• No nod to fell park trees, say forest dept and KMC
    Times of India | 18 November 2025
  • Kolkata: No formal permission appears to have been granted by the forest department to fell trees at McPherson Square, also called Maharana Pratap Udyan, a public park at the intersection of Theatre Road and Loudon Street.

    Three days after TOI highlighted destruction of greenery at the park, where nearly a dozen full-grown trees and several smaller trees were hacked to implement a beautification project funded by a private organisation, sources in forest department said no permission was sought by the KMC to hack trees at the park, nor was any permission given to any other agency.

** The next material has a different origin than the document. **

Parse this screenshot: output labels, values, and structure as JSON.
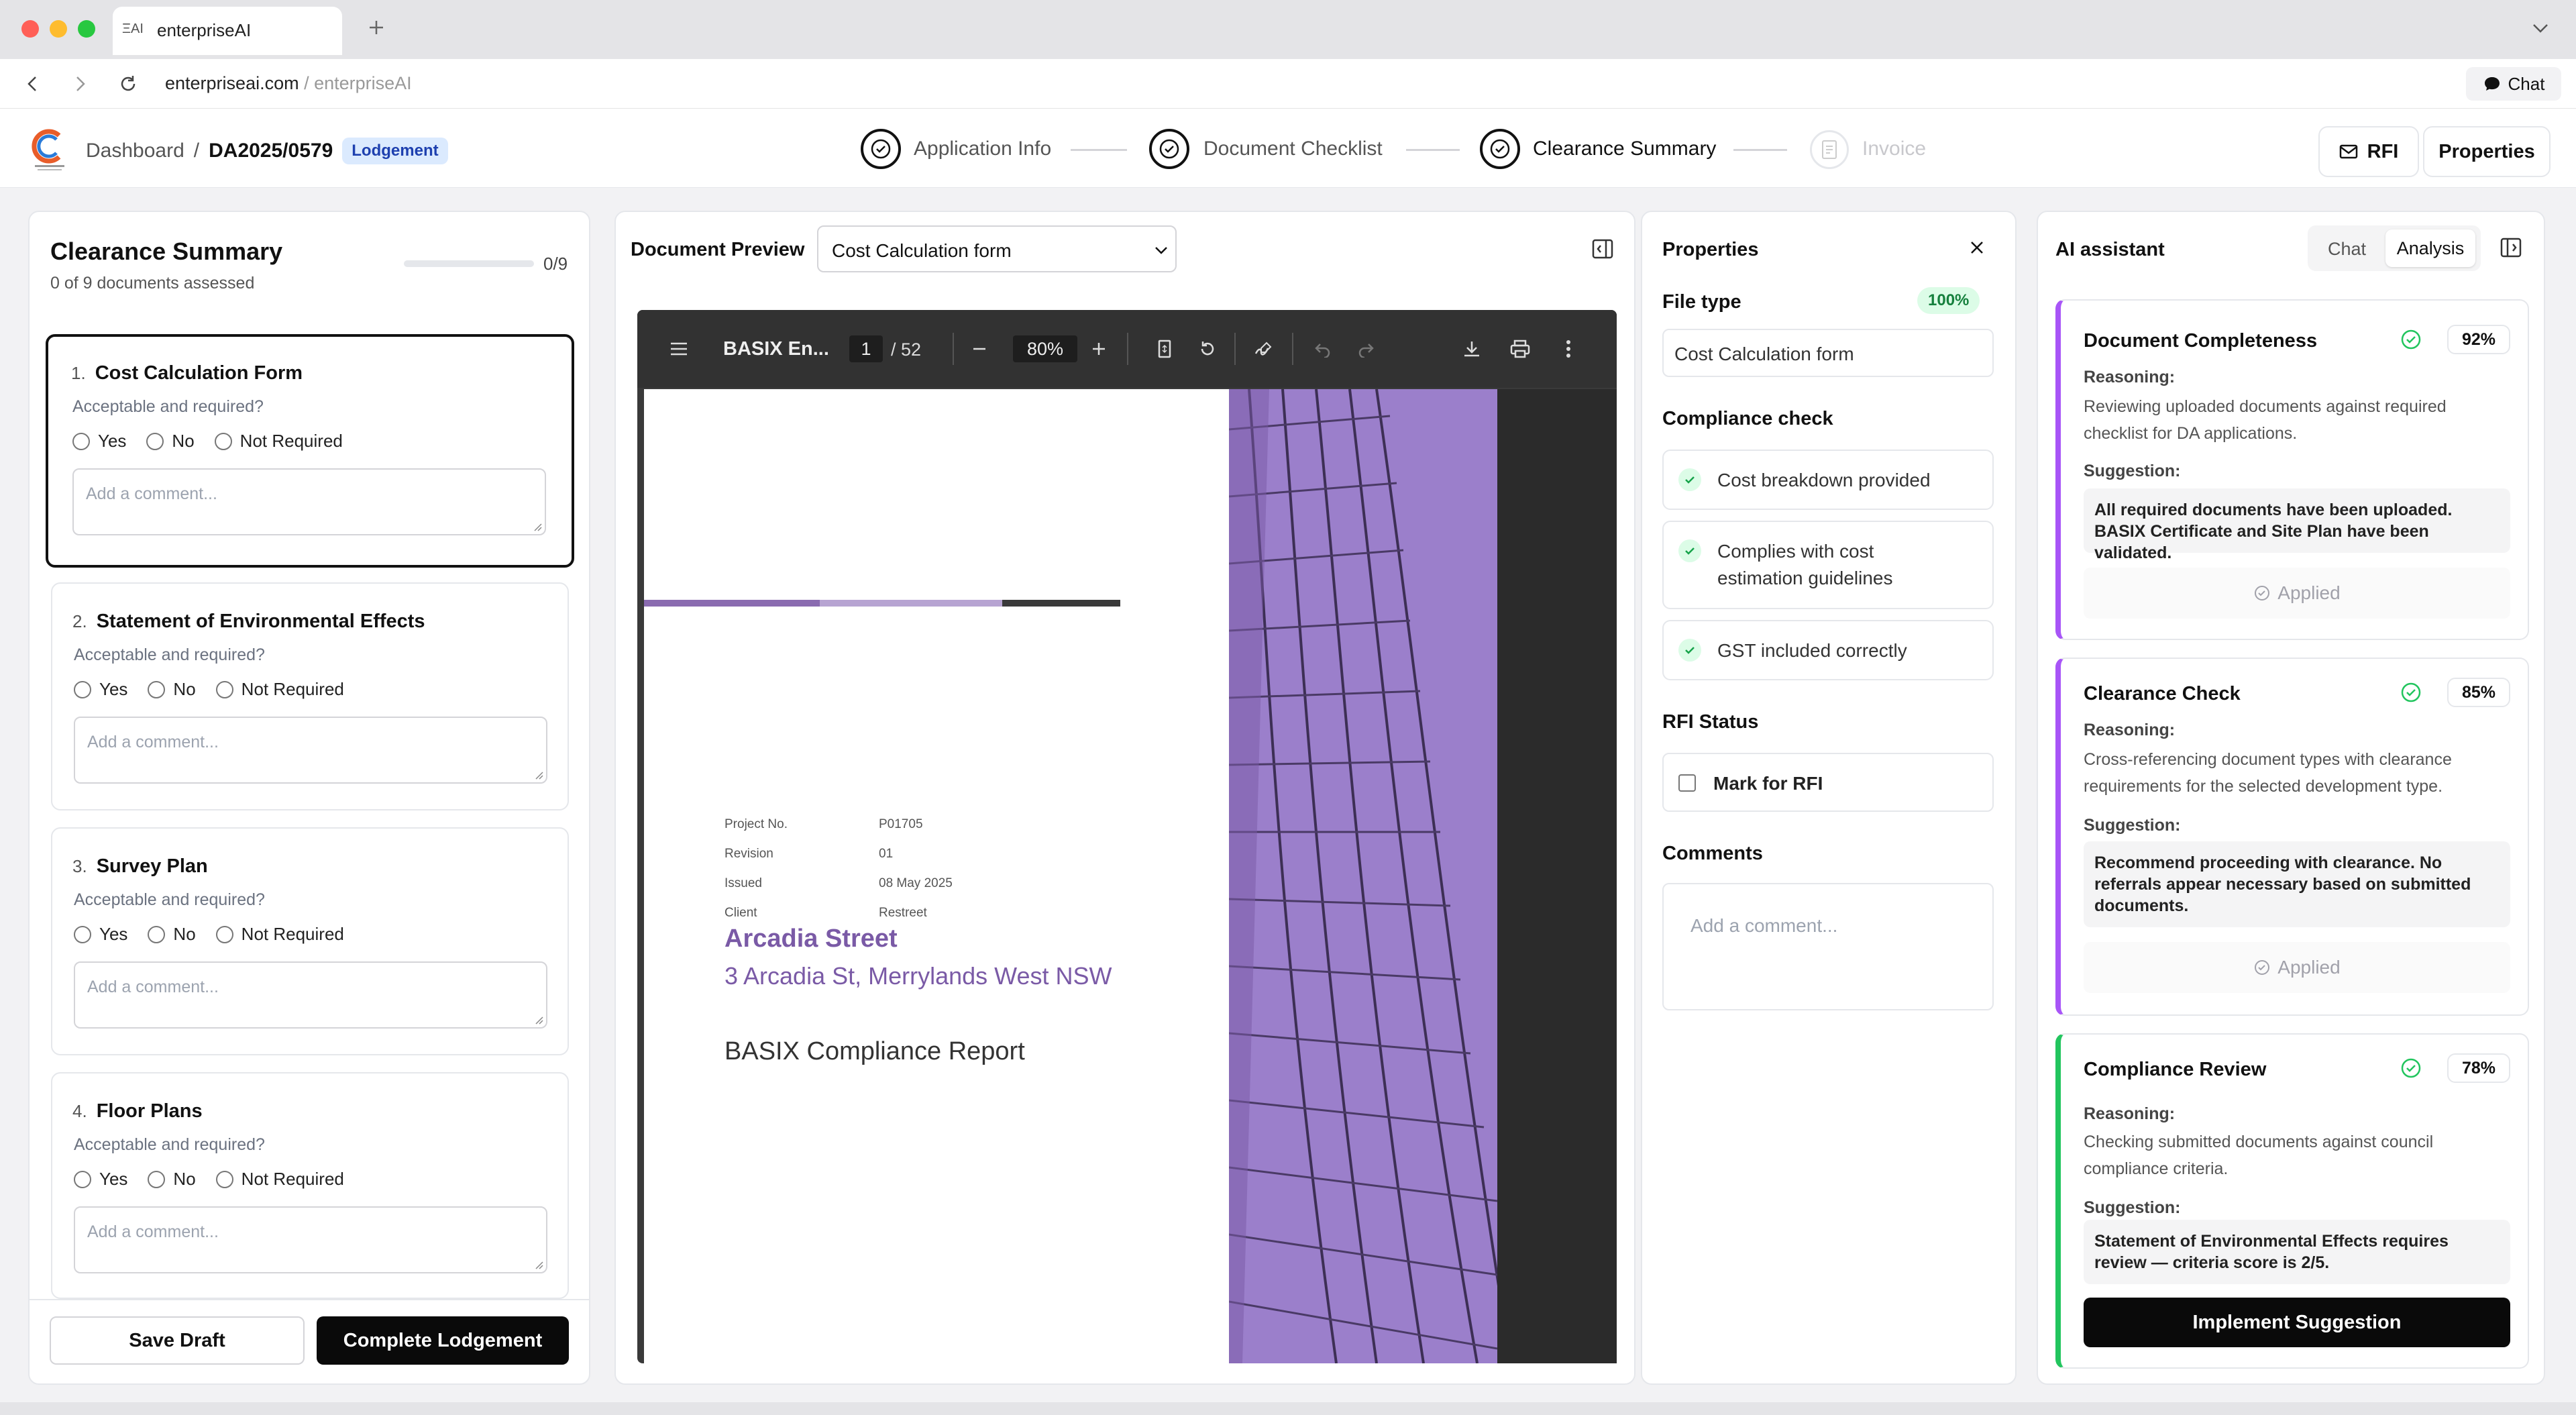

    KMC has been evading the question of whether they sought formal permission to cut down trees at the park.

    A parks and squares department official said on Monday that the private agency engaged by a corporate house to beautify the park may have been allowed to relocate a couple of palm trees, but there was no permission to cut down full-grown trees or destroy greenery.

    "We have not allowed the private agency to take its own decision to chop trees that was beyond the scope of beautification work. An order has been issued to probe into the matter and come up with a report.

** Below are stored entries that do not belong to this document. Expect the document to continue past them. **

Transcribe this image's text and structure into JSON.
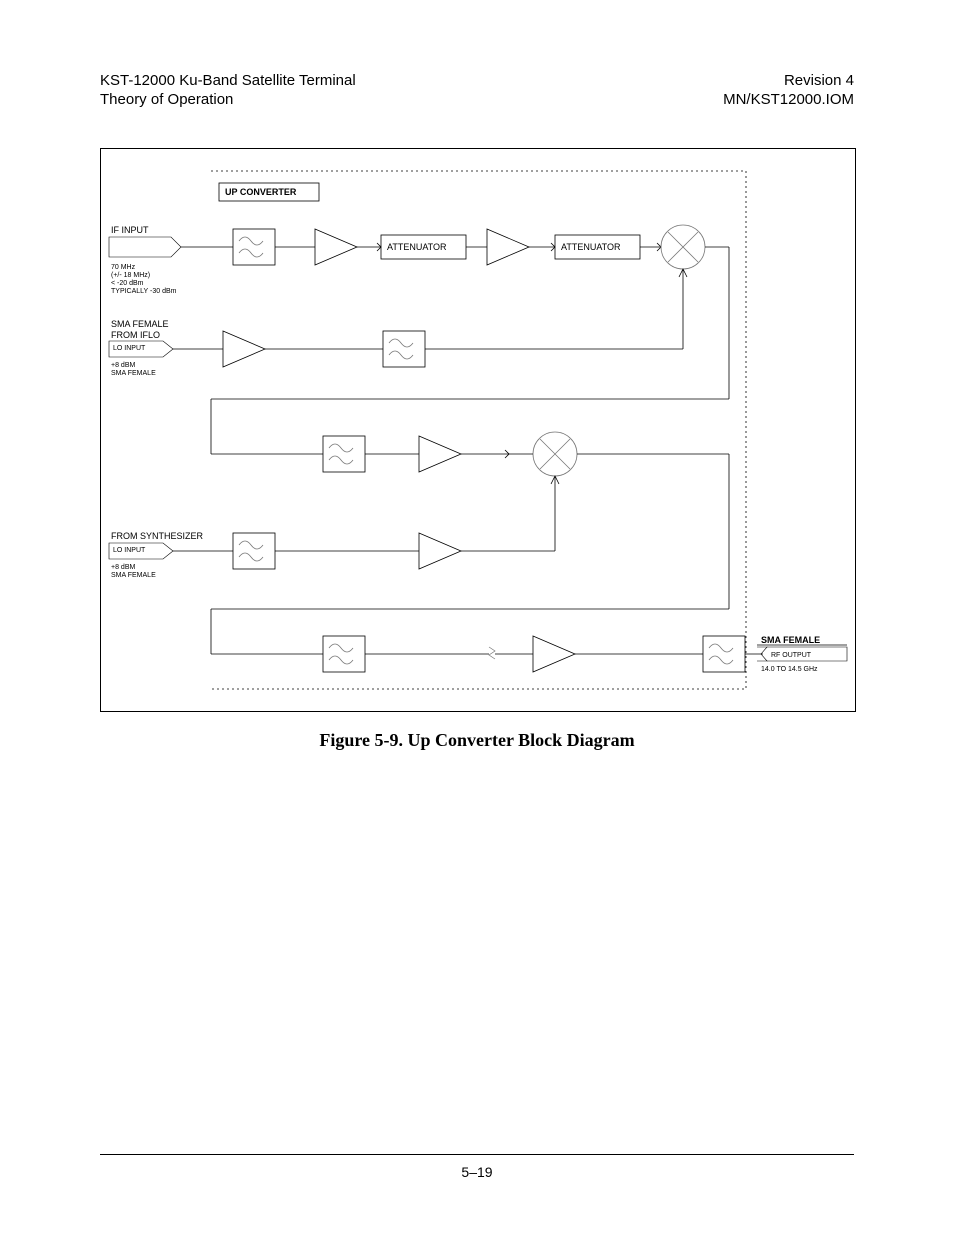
{
  "header": {
    "left_line1": "KST-12000 Ku-Band Satellite Terminal",
    "left_line2": "Theory of Operation",
    "right_line1": "Revision 4",
    "right_line2": "MN/KST12000.IOM"
  },
  "diagram": {
    "title": "UP CONVERTER",
    "if_input": {
      "label": "IF INPUT",
      "spec1": "70 MHz",
      "spec2": "(+/- 18 MHz)",
      "spec3": "< -20 dBm",
      "spec4": "TYPICALLY -30 dBm"
    },
    "iflo": {
      "label1": "SMA FEMALE",
      "label2": "FROM IFLO",
      "port": "LO INPUT",
      "spec1": "+8 dBM",
      "spec2": "SMA FEMALE"
    },
    "synth": {
      "label": "FROM SYNTHESIZER",
      "port": "LO INPUT",
      "spec1": "+8 dBM",
      "spec2": "SMA FEMALE"
    },
    "atten1": "ATTENUATOR",
    "atten2": "ATTENUATOR",
    "output": {
      "label": "SMA FEMALE",
      "port": "RF OUTPUT",
      "spec": "14.0 TO 14.5 GHz"
    }
  },
  "caption": "Figure 5-9.  Up Converter Block Diagram",
  "page_number": "5–19"
}
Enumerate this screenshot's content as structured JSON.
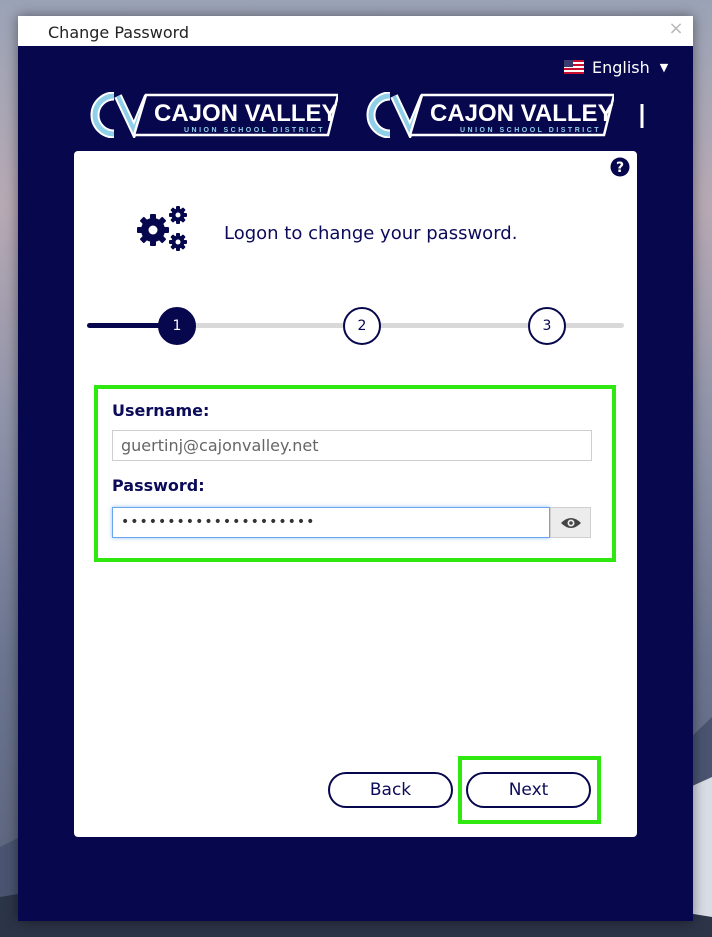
{
  "window": {
    "title": "Change Password",
    "close_glyph": "×"
  },
  "language": {
    "selected": "English",
    "flag_icon": "us-flag-icon",
    "caret_icon": "caret-down-icon"
  },
  "branding": {
    "logo_text": "CAJON VALLEY",
    "logo_subtext": "UNION SCHOOL DISTRICT"
  },
  "card": {
    "heading": "Logon to change your password.",
    "help_icon": "question-circle-icon",
    "gears_icon": "gears-icon"
  },
  "stepper": {
    "steps": [
      "1",
      "2",
      "3"
    ],
    "current_step": 1
  },
  "form": {
    "username_label": "Username:",
    "username_value": "guertinj@cajonvalley.net",
    "password_label": "Password:",
    "password_value": "•••••••••••••••••••••",
    "show_password_icon": "eye-icon"
  },
  "buttons": {
    "back": "Back",
    "next": "Next"
  },
  "colors": {
    "brand_navy": "#07074d",
    "highlight_green": "#2ee80f"
  }
}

    Based on the findings, we will decide the next course of action. We repeatedly asked the agency to spare the greenery inside the park," said a KMC parks and gardens department official.

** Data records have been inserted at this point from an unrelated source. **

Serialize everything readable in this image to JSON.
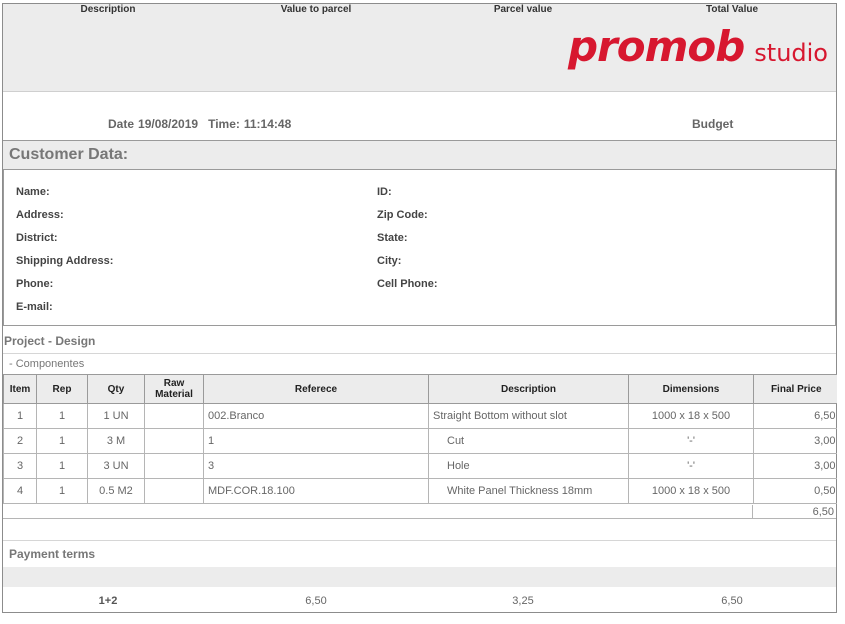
{
  "logo": {
    "brand": "promob",
    "sub": "studio"
  },
  "meta": {
    "date_label": "Date",
    "date": "19/08/2019",
    "time_label": "Time:",
    "time": "11:14:48",
    "doc_type": "Budget"
  },
  "customer": {
    "title": "Customer Data:",
    "fields_left": [
      "Name:",
      "Address:",
      "District:",
      "Shipping Address:",
      "Phone:",
      "E-mail:"
    ],
    "fields_right": [
      "ID:",
      "Zip Code:",
      "State:",
      "City:",
      "Cell Phone:"
    ]
  },
  "project": {
    "title": "Project - Design",
    "section": "- Componentes"
  },
  "items_table": {
    "columns": [
      "Item",
      "Rep",
      "Qty",
      "Raw Material",
      "Referece",
      "Description",
      "Dimensions",
      "Final Price"
    ],
    "rows": [
      {
        "item": "1",
        "rep": "1",
        "qty": "1 UN",
        "raw": "",
        "ref": "002.Branco",
        "desc": "Straight Bottom without slot",
        "dims": "1000 x 18 x 500",
        "price": "6,50"
      },
      {
        "item": "2",
        "rep": "1",
        "qty": "3 M",
        "raw": "",
        "ref": "1",
        "desc": "Cut",
        "dims": "'-'",
        "price": "3,00"
      },
      {
        "item": "3",
        "rep": "1",
        "qty": "3 UN",
        "raw": "",
        "ref": "3",
        "desc": "Hole",
        "dims": "'-'",
        "price": "3,00"
      },
      {
        "item": "4",
        "rep": "1",
        "qty": "0.5 M2",
        "raw": "",
        "ref": "MDF.COR.18.100",
        "desc": "White Panel Thickness 18mm",
        "dims": "1000 x 18 x 500",
        "price": "0,50"
      }
    ],
    "subtotal": "6,50"
  },
  "payment": {
    "title": "Payment terms",
    "columns": [
      "Description",
      "Value to parcel",
      "Parcel value",
      "Total Value"
    ],
    "row": {
      "description": "1+2",
      "value_to_parcel": "6,50",
      "parcel_value": "3,25",
      "total_value": "6,50"
    }
  }
}
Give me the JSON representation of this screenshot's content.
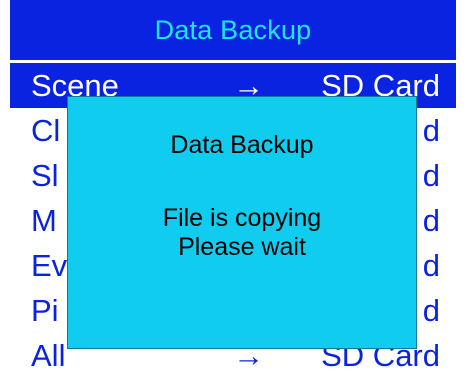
{
  "colors": {
    "title_bg": "#0a23e0",
    "title_text": "#1ee6f0",
    "selected_bg": "#0a23e0",
    "selected_text": "#ffffff",
    "item_text": "#0a23e0",
    "dialog_bg": "#10cdf0",
    "dialog_text": "#000000"
  },
  "header": {
    "title": "Data Backup"
  },
  "menu": {
    "items": [
      {
        "label": "Scene",
        "arrow": "→",
        "target": "SD Card",
        "selected": true
      },
      {
        "label": "Cl",
        "arrow": "",
        "target": "d",
        "selected": false
      },
      {
        "label": "Sl",
        "arrow": "",
        "target": "d",
        "selected": false
      },
      {
        "label": "M",
        "arrow": "",
        "target": "d",
        "selected": false
      },
      {
        "label": "Ev",
        "arrow": "",
        "target": "d",
        "selected": false
      },
      {
        "label": "Pi",
        "arrow": "",
        "target": "d",
        "selected": false
      },
      {
        "label": "All",
        "arrow": "→",
        "target": "SD Card",
        "selected": false
      }
    ]
  },
  "dialog": {
    "title": "Data Backup",
    "line1": "File is copying",
    "line2": "Please wait"
  }
}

    Even on Monday, the park resembled a construction site with masons and labourers working on an office for the nursery within the park. A payloader that was being used to flatten a portion of the park and scrape out the earth so that a concrete walkway could be finished was removed from sight.

    Sections of tree trunks, including banyan and coconut, lay strewn across the park.

    Pradeep Kakkar of PUBLIC, an NGO that focuses on preserving the city's environment and greenery, filed a complaint at Shakespeare Sarani police station on Nov 14, situated opposite the park. On Sunday, Nov 16, he again mailed the officer in charge, pointing out that no action was taken despite the work supervisor at the park being unable to furnish a forest department letter that allowed the cutting down of trees.

    "Please urgently investigate and stop this destruction of the city's public property," said Kakkar, a co-founder of the NGO.